Drinking water is supposed to be 0-50. Little to no contaminants &/or metals in it. Our filtered drinking water tested 418-394, we were basically drinking tap water ever since we moved here! TG nobody got sick.
This is what I have to test the water:
TDS-EZ Water Quality Tester - HM Digital http://www.tdsmeter.com/what-is
Total Dissolved Solids (TDS) are the total amount of mobile charged ions, including minerals, salts or metals dissolved in a given volume of water, expressed in units of mg per unit volume of water (mg/L), also referred to as parts per million (ppm). TDS is directly related to the purity of water and the quality of water purification systems and affects everything that consumes, lives in, or uses water, whether organic or inorganic, whether for better or for worse.
"Dissolved solids" refer to any minerals, salts, metals, cations or anions dissolved in water. This includes anything present in water other than the pure water (H20) molecule and suspended solids. (Suspended solids are any particles/substances that are neither dissolved nor settled in the water, such as wood pulp.)
Some dissolved solids come from organic sources such as leaves, silt, plankton, and industrial waste and sewage. Other sources come from runoff from urban areas, road salts used on street during the winter, and fertilizers and pesticides used on lawns and farms.

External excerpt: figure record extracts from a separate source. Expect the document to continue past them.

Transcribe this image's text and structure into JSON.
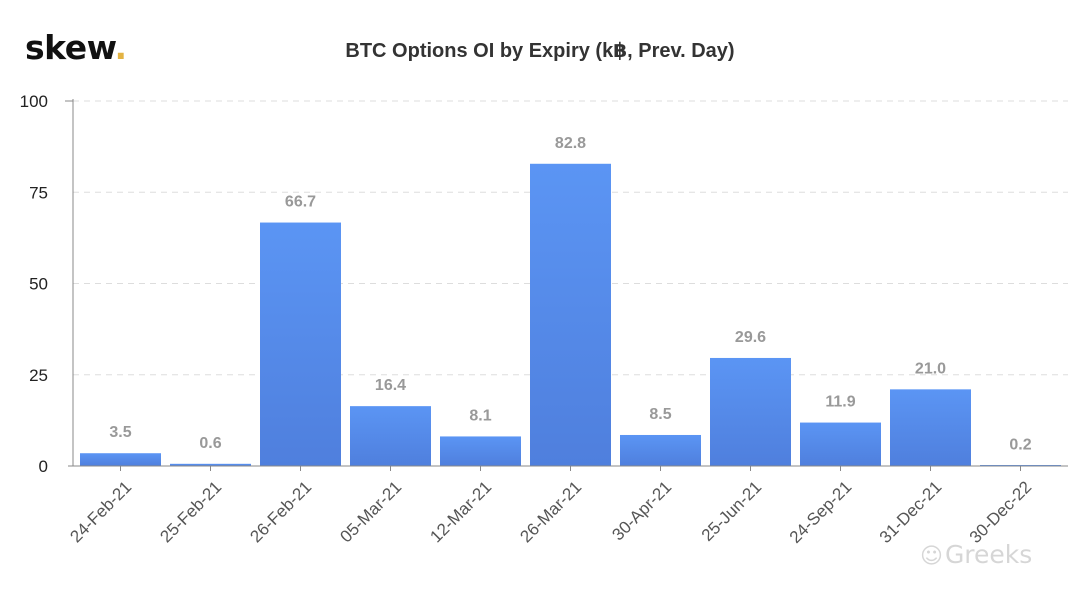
{
  "brand": {
    "name": "skew",
    "dot": "."
  },
  "watermark": {
    "icon": "wechat-icon",
    "text": "Greeks"
  },
  "colors": {
    "bar_top": "#5b95f4",
    "bar_bottom": "#4f7fdd",
    "grid": "#dddddd",
    "label": "#999999",
    "tick": "#555555",
    "axis": "#888888",
    "logo_dot": "#e3b343"
  },
  "chart_data": {
    "type": "bar",
    "title": "BTC Options OI by Expiry (k฿, Prev. Day)",
    "xlabel": "",
    "ylabel": "",
    "ylim": [
      0,
      100
    ],
    "yticks": [
      0,
      25,
      50,
      75,
      100
    ],
    "grid": true,
    "categories": [
      "24-Feb-21",
      "25-Feb-21",
      "26-Feb-21",
      "05-Mar-21",
      "12-Mar-21",
      "26-Mar-21",
      "30-Apr-21",
      "25-Jun-21",
      "24-Sep-21",
      "31-Dec-21",
      "30-Dec-22"
    ],
    "values": [
      3.5,
      0.6,
      66.7,
      16.4,
      8.1,
      82.8,
      8.5,
      29.6,
      11.9,
      21.0,
      0.2
    ],
    "value_labels": [
      "3.5",
      "0.6",
      "66.7",
      "16.4",
      "8.1",
      "82.8",
      "8.5",
      "29.6",
      "11.9",
      "21.0",
      "0.2"
    ]
  }
}
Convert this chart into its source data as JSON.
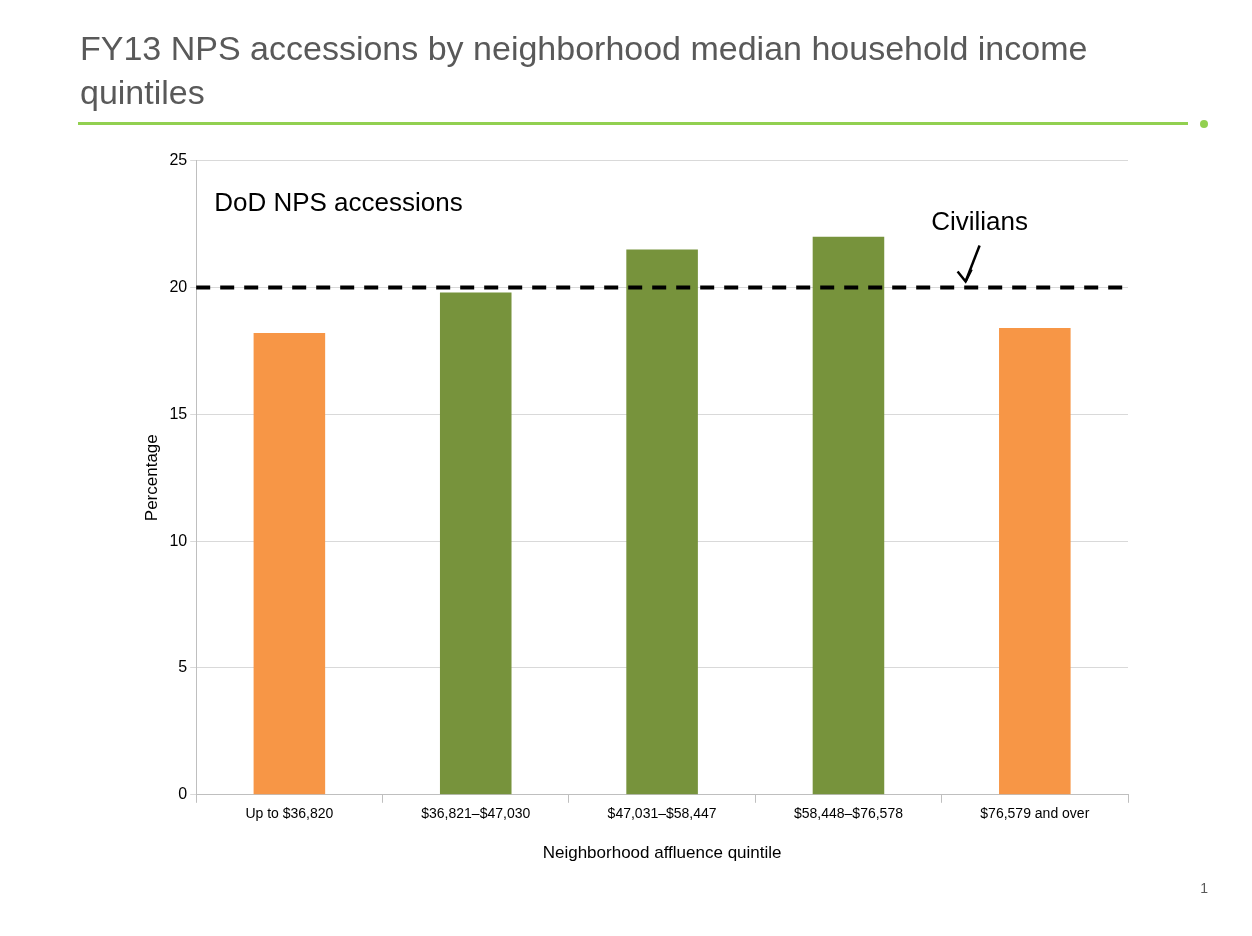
{
  "chart_data": {
    "type": "bar",
    "title": "FY13 NPS accessions by neighborhood median household income quintiles",
    "xlabel": "Neighborhood affluence quintile",
    "ylabel": "Percentage",
    "categories": [
      "Up to $36,820",
      "$36,821–$47,030",
      "$47,031–$58,447",
      "$58,448–$76,578",
      "$76,579 and over"
    ],
    "values": [
      18.2,
      19.8,
      21.5,
      22.0,
      18.4
    ],
    "colors": [
      "#f79646",
      "#77933c",
      "#77933c",
      "#77933c",
      "#f79646"
    ],
    "ylim": [
      0,
      25
    ],
    "yticks": [
      0,
      5,
      10,
      15,
      20,
      25
    ],
    "grid": "y",
    "legend": false,
    "ref_lines": [
      {
        "axis": "y",
        "value": 20,
        "label": "Civilians",
        "color": "#000000",
        "line_style": "dashed"
      }
    ],
    "annotations": [
      "DoD NPS accessions",
      "1"
    ]
  }
}
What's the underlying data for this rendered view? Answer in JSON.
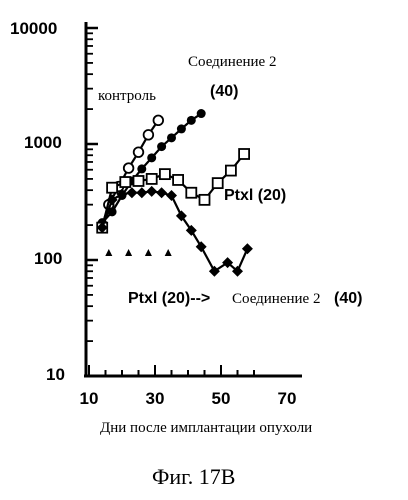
{
  "chart_data": {
    "type": "line",
    "scale": {
      "y": "log",
      "x": "linear"
    },
    "xlim": [
      10,
      70
    ],
    "ylim": [
      10,
      10000
    ],
    "xticks": [
      "10",
      "30",
      "50",
      "70"
    ],
    "yticks": [
      "10",
      "100",
      "1000",
      "10000"
    ],
    "xlabel": "Дни после имплантации опухоли",
    "caption": "Фиг. 17B",
    "grid": false,
    "annotations": {
      "control": "контроль",
      "compound2_line1": "Соединение 2",
      "compound2_line2": "(40)",
      "ptxl": "Ptxl (20)",
      "sequence_a": "Ptxl (20)-->",
      "sequence_b": "Соединение 2",
      "sequence_c": "(40)"
    },
    "series": [
      {
        "marker": "open-circle",
        "x": [
          14,
          16,
          19,
          22,
          25,
          28,
          31
        ],
        "y": [
          200,
          300,
          430,
          620,
          850,
          1200,
          1600
        ]
      },
      {
        "marker": "filled-circle",
        "x": [
          14,
          17,
          20,
          23,
          26,
          29,
          32,
          35,
          38,
          41,
          44
        ],
        "y": [
          210,
          260,
          360,
          480,
          610,
          760,
          950,
          1130,
          1350,
          1600,
          1830
        ]
      },
      {
        "marker": "open-square",
        "x": [
          14,
          17,
          21,
          25,
          29,
          33,
          37,
          41,
          45,
          49,
          53,
          57
        ],
        "y": [
          190,
          420,
          470,
          480,
          500,
          550,
          490,
          380,
          330,
          460,
          590,
          820
        ]
      },
      {
        "marker": "filled-diamond",
        "x": [
          14,
          17,
          20,
          23,
          26,
          29,
          32,
          35,
          38,
          41,
          44,
          48,
          52,
          55,
          58
        ],
        "y": [
          190,
          330,
          370,
          380,
          380,
          390,
          380,
          360,
          240,
          180,
          130,
          80,
          95,
          80,
          125
        ]
      }
    ],
    "treatment_markers": {
      "marker": "filled-triangle",
      "x": [
        16,
        22,
        28,
        34
      ],
      "y": [
        115,
        115,
        115,
        115
      ]
    }
  }
}
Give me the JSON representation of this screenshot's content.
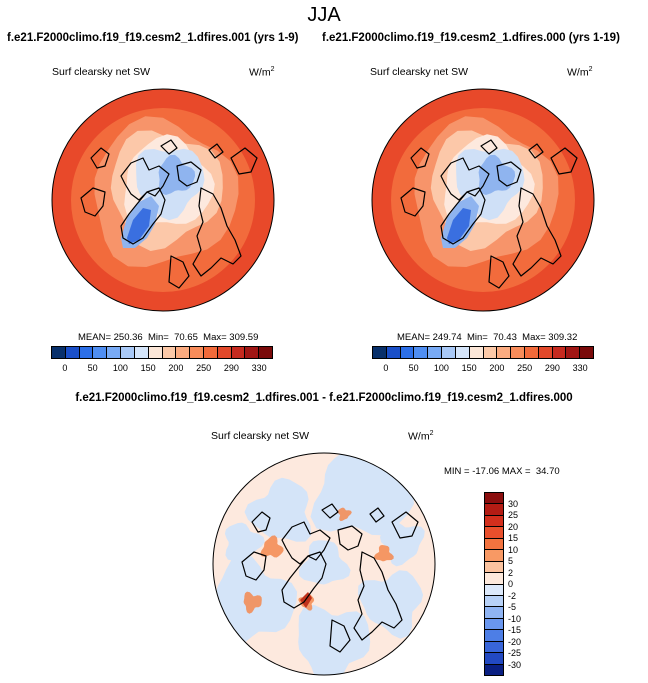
{
  "title": "JJA",
  "case_title_left": "f.e21.F2000climo.f19_f19.cesm2_1.dfires.001 (yrs 1-9)",
  "case_title_right": "f.e21.F2000climo.f19_f19.cesm2_1.dfires.000 (yrs 1-19)",
  "diff_title": "f.e21.F2000climo.f19_f19.cesm2_1.dfires.001 - f.e21.F2000climo.f19_f19.cesm2_1.dfires.000",
  "panels": [
    {
      "variable": "Surf clearsky net SW",
      "units_base": "W/m",
      "units_exp": "2",
      "stats": "MEAN= 250.36  Min=  70.65  Max= 309.59",
      "mean": 250.36,
      "min": 70.65,
      "max": 309.59
    },
    {
      "variable": "Surf clearsky net SW",
      "units_base": "W/m",
      "units_exp": "2",
      "stats": "MEAN= 249.74  Min=  70.43  Max= 309.32",
      "mean": 249.74,
      "min": 70.43,
      "max": 309.32
    }
  ],
  "diff_panel": {
    "variable": "Surf clearsky net SW",
    "units_base": "W/m",
    "units_exp": "2",
    "stats": "MIN = -17.06 MAX =  34.70",
    "min": -17.06,
    "max": 34.7
  },
  "colorbar_main": {
    "labels": [
      "0",
      "50",
      "100",
      "150",
      "200",
      "250",
      "290",
      "330"
    ],
    "colors": [
      "#08306b",
      "#1a4fc8",
      "#2c6fe8",
      "#4f8ef2",
      "#78aaf5",
      "#a9c9f7",
      "#d5e5fa",
      "#fbe6d7",
      "#fcc9a8",
      "#fbab80",
      "#f88c5a",
      "#f26a3a",
      "#e2482a",
      "#c62a1f",
      "#a01614",
      "#7a0a0a"
    ]
  },
  "colorbar_diff": {
    "labels": [
      "30",
      "25",
      "20",
      "15",
      "10",
      "5",
      "2",
      "0",
      "-2",
      "-5",
      "-10",
      "-15",
      "-20",
      "-25",
      "-30"
    ],
    "colors": [
      "#8b0e0e",
      "#b41c14",
      "#d32f1d",
      "#e94f2c",
      "#f3733f",
      "#f89964",
      "#fbc39f",
      "#fde9dc",
      "#dce9fb",
      "#b7d1f7",
      "#8fb4f3",
      "#6a97ef",
      "#4d7ee6",
      "#3865d9",
      "#2249c2",
      "#0a1f82"
    ]
  },
  "map_colors": {
    "hot": "#e8492a",
    "warm": "#f26b3c",
    "mid": "#f7946a",
    "light": "#fcc8a9",
    "pale": "#fde9de",
    "ice": "#cfe0f7",
    "cold": "#8fb4ef",
    "deep": "#3a6fe0",
    "diff_bg": "#fde9de",
    "diff_blue": "#d4e4f8",
    "diff_red": "#f3884f"
  }
}
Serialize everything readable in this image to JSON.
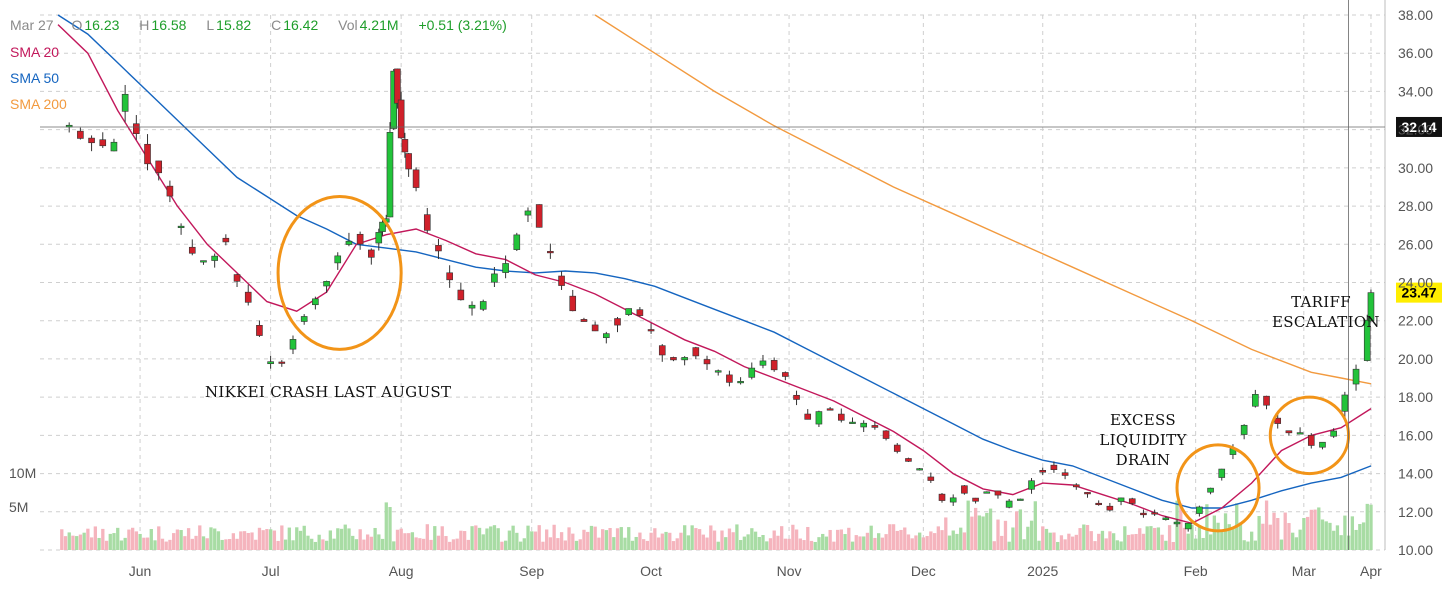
{
  "header": {
    "date": "Mar 27",
    "open_key": "O",
    "open": "16.23",
    "high_key": "H",
    "high": "16.58",
    "low_key": "L",
    "low": "15.82",
    "close_key": "C",
    "close": "16.42",
    "vol_key": "Vol",
    "vol": "4.21M",
    "change": "+0.51 (3.21%)"
  },
  "legend": [
    {
      "name": "SMA 20",
      "color": "#c2185b"
    },
    {
      "name": "SMA 50",
      "color": "#1565c0"
    },
    {
      "name": "SMA 200",
      "color": "#f29a3f"
    }
  ],
  "annotations": {
    "nikkei": "NIKKEI CRASH LAST AUGUST",
    "liquidity": [
      "EXCESS",
      "LIQUIDITY",
      "DRAIN"
    ],
    "tariff": [
      "TARIFF",
      "ESCALATION"
    ]
  },
  "colors": {
    "up": "#22c33a",
    "down": "#d0202a",
    "up_vol": "#a8dca4",
    "down_vol": "#f5b4bd",
    "highlight": "#f29418",
    "grid": "#cfcfcf"
  },
  "chart_data": {
    "type": "candlestick",
    "price_axis": {
      "min": 10,
      "max": 38,
      "ticks": [
        "10.00",
        "12.00",
        "14.00",
        "16.00",
        "18.00",
        "20.00",
        "22.00",
        "24.00",
        "26.00",
        "28.00",
        "30.00",
        "32.00",
        "34.00",
        "36.00",
        "38.00"
      ]
    },
    "volume_axis": {
      "ticks": [
        "5M",
        "10M"
      ]
    },
    "x_labels": [
      "Jun",
      "Jul",
      "Aug",
      "Sep",
      "Oct",
      "Nov",
      "Dec",
      "2025",
      "Feb",
      "Mar",
      "Apr"
    ],
    "crosshair_price": "32.14",
    "last_price": "23.47",
    "anchors": [
      [
        0,
        33.0
      ],
      [
        8,
        31.5
      ],
      [
        14,
        30.8
      ],
      [
        18,
        33.8
      ],
      [
        24,
        30.5
      ],
      [
        28,
        29.8
      ],
      [
        32,
        27.0
      ],
      [
        36,
        25.5
      ],
      [
        40,
        24.8
      ],
      [
        44,
        26.5
      ],
      [
        48,
        24.0
      ],
      [
        52,
        22.5
      ],
      [
        56,
        20.0
      ],
      [
        60,
        19.6
      ],
      [
        64,
        21.5
      ],
      [
        68,
        23.0
      ],
      [
        72,
        24.2
      ],
      [
        76,
        25.4
      ],
      [
        80,
        26.6
      ],
      [
        84,
        25.5
      ],
      [
        88,
        27.5
      ],
      [
        90,
        35.5
      ],
      [
        92,
        31.5
      ],
      [
        96,
        29.0
      ],
      [
        100,
        26.0
      ],
      [
        104,
        24.8
      ],
      [
        108,
        23.0
      ],
      [
        112,
        22.5
      ],
      [
        116,
        24.0
      ],
      [
        120,
        25.0
      ],
      [
        124,
        27.0
      ],
      [
        127,
        28.4
      ],
      [
        130,
        26.5
      ],
      [
        134,
        24.5
      ],
      [
        138,
        22.8
      ],
      [
        142,
        21.5
      ],
      [
        146,
        21.2
      ],
      [
        150,
        22.0
      ],
      [
        154,
        23.0
      ],
      [
        158,
        21.6
      ],
      [
        162,
        20.4
      ],
      [
        166,
        19.8
      ],
      [
        170,
        20.4
      ],
      [
        174,
        19.6
      ],
      [
        178,
        19.0
      ],
      [
        182,
        18.6
      ],
      [
        186,
        19.4
      ],
      [
        190,
        20.1
      ],
      [
        194,
        19.2
      ],
      [
        198,
        17.8
      ],
      [
        202,
        16.5
      ],
      [
        206,
        17.6
      ],
      [
        210,
        16.9
      ],
      [
        214,
        16.4
      ],
      [
        218,
        16.6
      ],
      [
        222,
        16.0
      ],
      [
        226,
        15.0
      ],
      [
        230,
        14.4
      ],
      [
        234,
        13.5
      ],
      [
        238,
        12.4
      ],
      [
        242,
        13.3
      ],
      [
        246,
        12.6
      ],
      [
        250,
        13.2
      ],
      [
        254,
        12.3
      ],
      [
        258,
        12.8
      ],
      [
        262,
        13.8
      ],
      [
        266,
        14.5
      ],
      [
        270,
        13.8
      ],
      [
        274,
        13.1
      ],
      [
        278,
        12.5
      ],
      [
        282,
        12.2
      ],
      [
        286,
        12.8
      ],
      [
        290,
        12.0
      ],
      [
        294,
        11.8
      ],
      [
        298,
        11.5
      ],
      [
        302,
        11.2
      ],
      [
        306,
        12.3
      ],
      [
        310,
        13.5
      ],
      [
        314,
        15.0
      ],
      [
        318,
        16.5
      ],
      [
        322,
        18.6
      ],
      [
        326,
        17.0
      ],
      [
        330,
        16.3
      ],
      [
        334,
        16.0
      ],
      [
        338,
        15.2
      ],
      [
        342,
        16.2
      ],
      [
        345,
        18.2
      ],
      [
        348,
        19.4
      ],
      [
        350,
        20.1
      ],
      [
        352,
        23.47
      ]
    ],
    "sma20": [
      [
        0,
        37.5
      ],
      [
        8,
        36.0
      ],
      [
        16,
        33.0
      ],
      [
        24,
        30.5
      ],
      [
        32,
        28.0
      ],
      [
        40,
        26.0
      ],
      [
        48,
        24.5
      ],
      [
        56,
        23.0
      ],
      [
        64,
        22.5
      ],
      [
        72,
        23.5
      ],
      [
        80,
        26.0
      ],
      [
        88,
        26.5
      ],
      [
        96,
        26.8
      ],
      [
        104,
        26.2
      ],
      [
        112,
        25.5
      ],
      [
        120,
        25.2
      ],
      [
        128,
        24.4
      ],
      [
        136,
        24.0
      ],
      [
        144,
        23.4
      ],
      [
        152,
        22.6
      ],
      [
        160,
        21.8
      ],
      [
        168,
        21.0
      ],
      [
        176,
        20.4
      ],
      [
        184,
        19.6
      ],
      [
        192,
        19.0
      ],
      [
        200,
        18.4
      ],
      [
        208,
        17.8
      ],
      [
        216,
        17.0
      ],
      [
        224,
        16.2
      ],
      [
        232,
        15.2
      ],
      [
        240,
        14.0
      ],
      [
        248,
        13.2
      ],
      [
        256,
        12.9
      ],
      [
        264,
        13.5
      ],
      [
        272,
        13.4
      ],
      [
        280,
        12.9
      ],
      [
        288,
        12.4
      ],
      [
        296,
        11.8
      ],
      [
        304,
        11.4
      ],
      [
        312,
        12.2
      ],
      [
        320,
        13.5
      ],
      [
        328,
        15.2
      ],
      [
        336,
        16.0
      ],
      [
        344,
        16.4
      ],
      [
        352,
        17.4
      ]
    ],
    "sma50": [
      [
        0,
        38.0
      ],
      [
        8,
        37.0
      ],
      [
        16,
        35.5
      ],
      [
        24,
        34.0
      ],
      [
        32,
        32.5
      ],
      [
        40,
        31.0
      ],
      [
        48,
        29.5
      ],
      [
        56,
        28.5
      ],
      [
        64,
        27.5
      ],
      [
        72,
        26.8
      ],
      [
        80,
        26.0
      ],
      [
        88,
        25.8
      ],
      [
        96,
        25.6
      ],
      [
        104,
        25.2
      ],
      [
        112,
        24.8
      ],
      [
        120,
        24.6
      ],
      [
        128,
        24.5
      ],
      [
        136,
        24.6
      ],
      [
        144,
        24.5
      ],
      [
        152,
        24.2
      ],
      [
        160,
        23.8
      ],
      [
        168,
        23.2
      ],
      [
        176,
        22.6
      ],
      [
        184,
        22.0
      ],
      [
        192,
        21.4
      ],
      [
        200,
        20.6
      ],
      [
        208,
        19.8
      ],
      [
        216,
        19.0
      ],
      [
        224,
        18.2
      ],
      [
        232,
        17.4
      ],
      [
        240,
        16.6
      ],
      [
        248,
        15.8
      ],
      [
        256,
        15.2
      ],
      [
        264,
        14.7
      ],
      [
        272,
        14.4
      ],
      [
        280,
        13.8
      ],
      [
        288,
        13.2
      ],
      [
        296,
        12.6
      ],
      [
        304,
        12.2
      ],
      [
        312,
        12.2
      ],
      [
        320,
        12.6
      ],
      [
        328,
        13.1
      ],
      [
        336,
        13.5
      ],
      [
        344,
        13.8
      ],
      [
        352,
        14.4
      ]
    ],
    "sma200": [
      [
        144,
        38.0
      ],
      [
        160,
        36.0
      ],
      [
        176,
        34.0
      ],
      [
        192,
        32.2
      ],
      [
        208,
        30.6
      ],
      [
        224,
        29.0
      ],
      [
        240,
        27.6
      ],
      [
        256,
        26.2
      ],
      [
        272,
        24.8
      ],
      [
        288,
        23.4
      ],
      [
        304,
        22.0
      ],
      [
        320,
        20.5
      ],
      [
        336,
        19.3
      ],
      [
        344,
        19.0
      ],
      [
        352,
        18.7
      ]
    ],
    "highlights": [
      {
        "label": "nikkei crash",
        "x_range": [
          59,
          92
        ],
        "y_range": [
          20.5,
          28.5
        ]
      },
      {
        "label": "excess liquidity drain",
        "x_range": [
          300,
          322
        ],
        "y_range": [
          11.0,
          15.5
        ]
      },
      {
        "label": "tariff escalation",
        "x_range": [
          325,
          346
        ],
        "y_range": [
          14.0,
          18.0
        ]
      }
    ]
  }
}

Dissolved solids also come from inorganic materials such as rocks and air that may contain calcium bicarbonate, nitrogen, iron phosphorous, sulfur, and other minerals. Many of these materials form salts, which are compounds that contain both a metal and a nonmetal. Salts usually dissolve in water forming ions. Ions are particles that have a positive or negative charge. Water may also pick up metals such as lead or copper as they travel through pipes used to distribute water to consumers.